Tuesday, September 20, 2016

You Have Been Weighed, You Have Been Measured

When people find out I'm a psychologist, there are a few very predictable reactions, as predictable as the response I get when I tell people I'm originally from Kansas:

I'm of course asked if I'm analyzing them right now. I have many go-to responses for that one:

"I'm a social psychologist. I don't help people."

"I do research, so actually I'm analyzing your behavior."

"You think any self-respecting psychoanalyst would do that for free?"

But the next most common question is about dreams. I've had many people ask me if I can help them figure out the meaning of a strange dream they had. Even people who have known me for years sometimes ask me about dreams.

Dreams are pretty fascinating. It's like your own TV channel, except the shows all involve you walking around with no pants. (Or in my case, shoes - I definitely have the naked dream but probably more common is realizing I went all the way to work/school/somewhere random with no shoes.) There are certain dreams we all have. The naked dream is one example. But another common one was a recent subject of an article for the Washington Post:
We’ve signed up for a course that we never attend, or we forget we enrolled in it. When final-exam day approaches, we are panic-stricken because we never went to any of the lectures, never took notes and never did the readings or assignments.
The author, a journalism professor at the University of Maryland, did some digging to find out what psychologists had to say about the dream. I give her credit that the first place she looked was at the peer-reviewed literature. She was dismayed when she found nothing and expressed surprise that no psychologists had studied such a common dream. I'll be honest, I sat down and tried to figure out how I would study such a dream, and unfortunately, there don't seem to be a lot of objective ways to study any dream. You'd need to find people right after (or right before) they had the dream and try to measure various aspects of their lives to find any connections or explanations. But the problem with recruiting people right before is that 1) you don't know when or even if they'll have the dream and 2) you risk influencing their dreams by the simple act of studying them, perhaps causing people to have the school dream. In fact, just writing down your dreams have been shown to influence how you dream - I'm told that's the best way to get into lucid dreaming, where you are able to control the direction of a dream during the actual dream.

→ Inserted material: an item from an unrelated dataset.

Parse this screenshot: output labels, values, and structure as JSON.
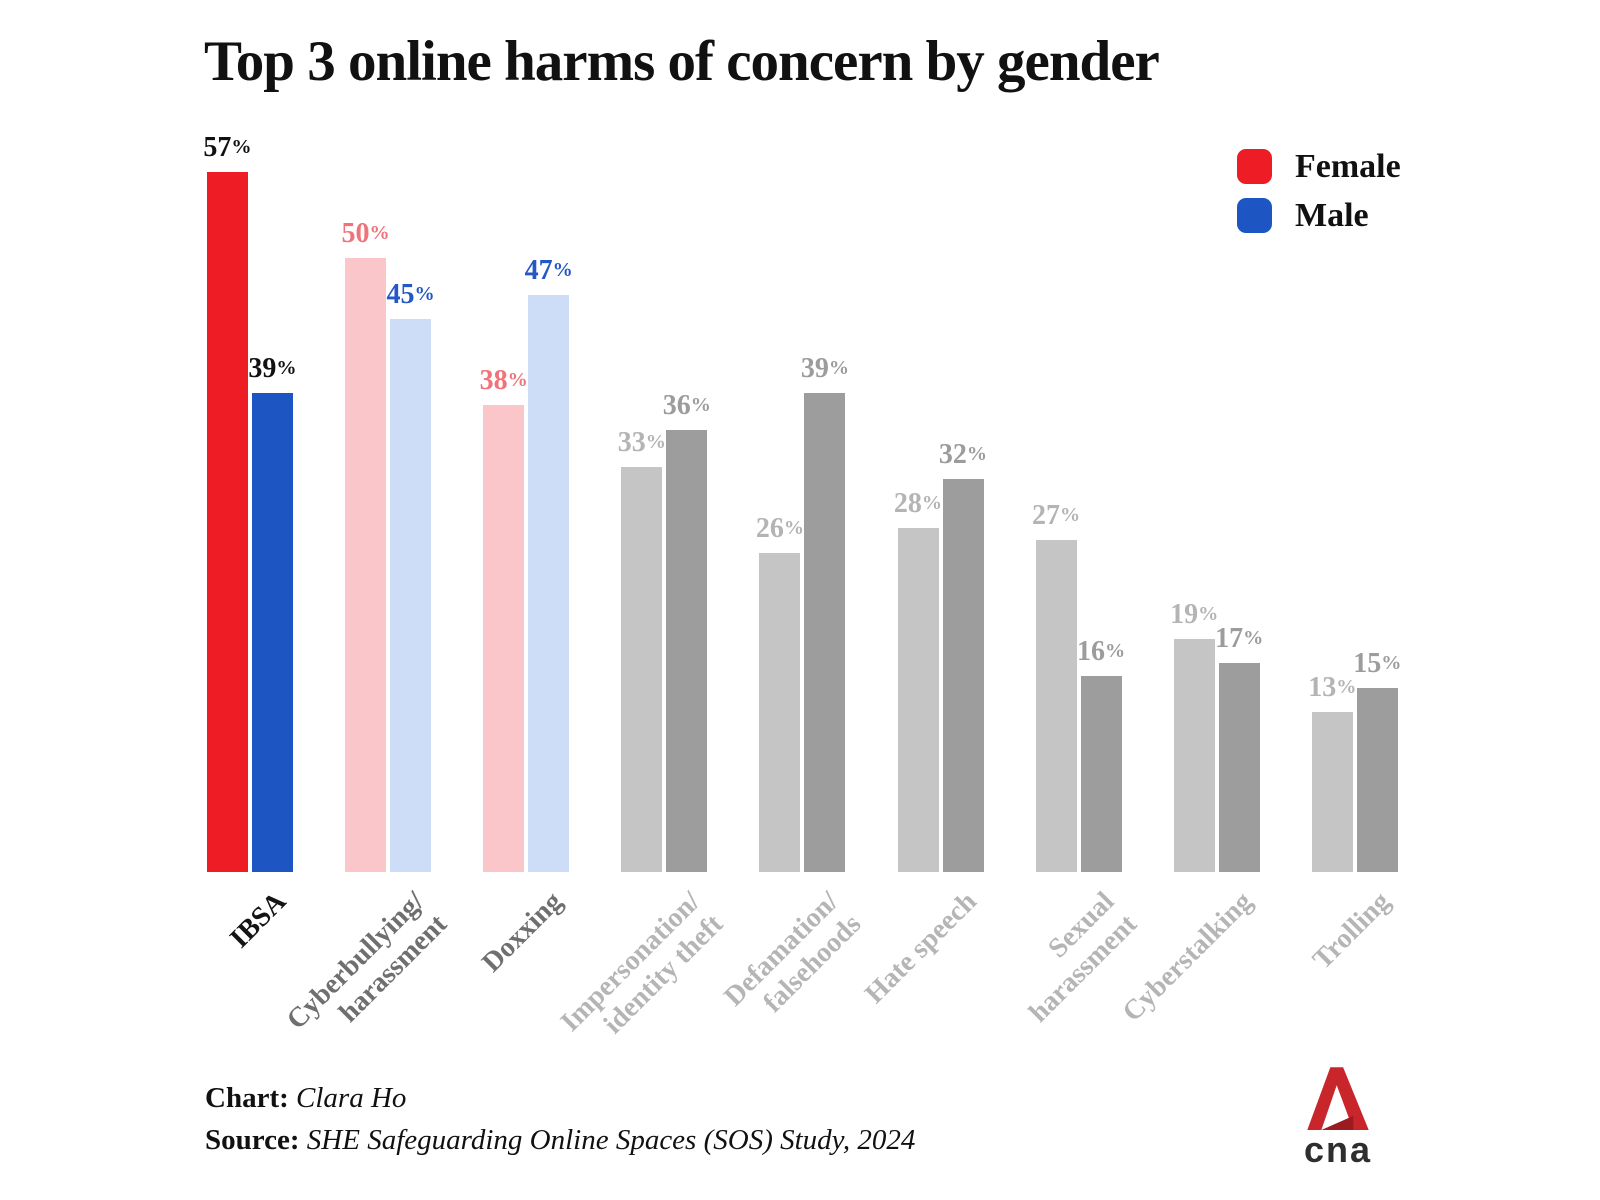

So with no peer reviewed literature to guide her, she asked various psychologists to offer their thoughts on the dream. Though many of the explanations crossed into the realm of psychoanalysis (see this blog post to find out what I really think about Freud and his ilk, a post that was also about dreams in which I briefly referenced the "going back to school" dream), there did seem to be a thread linking these explanations together that probably gets at the truth:
"I think those who have it tend to be professional and were successful students," says Judy Willis, a neurologist and teacher who lives in Santa Barbara, Calif., and who wrote about the dream in a 2009 Psychology Today blog post. "These are people who have demanded a high performance from themselves. The recurrence of the dream correlates with times of stress and pressure, when people feel they have a challenge to achieve."

Gemma Marangoni Ainslie, an Austin psychoanalyst, agrees. The final exam, she says, "is likely representative of an occasion when the dreamer feels he or she will be tested or measured, and the anxiety is about not measuring up. The dreamer's task in 'awake life' is to translate the final exam to a situation he or she is facing that stirs up concerns about potential failure."

But why school? Why don’t we dream about current pressures — grant proposals that are due, impending legal briefs or oral arguments, or newspaper deadlines?

"Emotional memories and impressions made during high-stress experiences are particularly strong, and are further strengthened each time they are recalled and become the place the brain goes when the emotion is evoked," Willis wrote in an email. "Since each new stress in the current day is 'new,' there is not a strong memory circuit that would hook to it in a dream. But there is that strong neural network of previous, similar 'achievement' stress. Since tests are the highest stressors. . . [it] makes sense as the 'go-to' memory when stressed about something equally high stakes in the 'now.'"
So the dream is really about fear of not measuring up, or of being measured and found wanting. We're concerned about failure. Though in the article, the psychoanalyst goes on to talk about manifest/latent content and how your brain is trying to shield yourself from the real truth, the neurologist's explanation is probably more accurate and certainly more supported. It's kind of the "neural-connectedness" theory of dreams. Information stored in your brain is connected through a neural network. Some connections - such the connection between dog and leash - are stronger than others - such as the connection between dog and duck-billed platypus.

The internet, however, laughs in the face of your strong-weak connection dichotomy and says, "You want to see a dog dressed as a duck-billed platypus? Boom!"
When you sleep, your brain is consolidating memories, and building up the neural network. So if a stressful time in your current life reminds you of a stressful time in school, your resting brain will forge or strengthen that connection. I think, and I think Dr. Willis would agree, that dreams are just your brain making and testing connections, causing you to see elements of these memories and bits of information while you sleep. We see common themes and threads not because your subconscious brain is sending you coded messages, but because that's how neural connectedness works.

If you have had this dream, unfortunately you're probably going to continue having this dream, especially in times of stress. Dreams can be disconcerting but they're really just your brain testing out the wiring - and that's a good thing.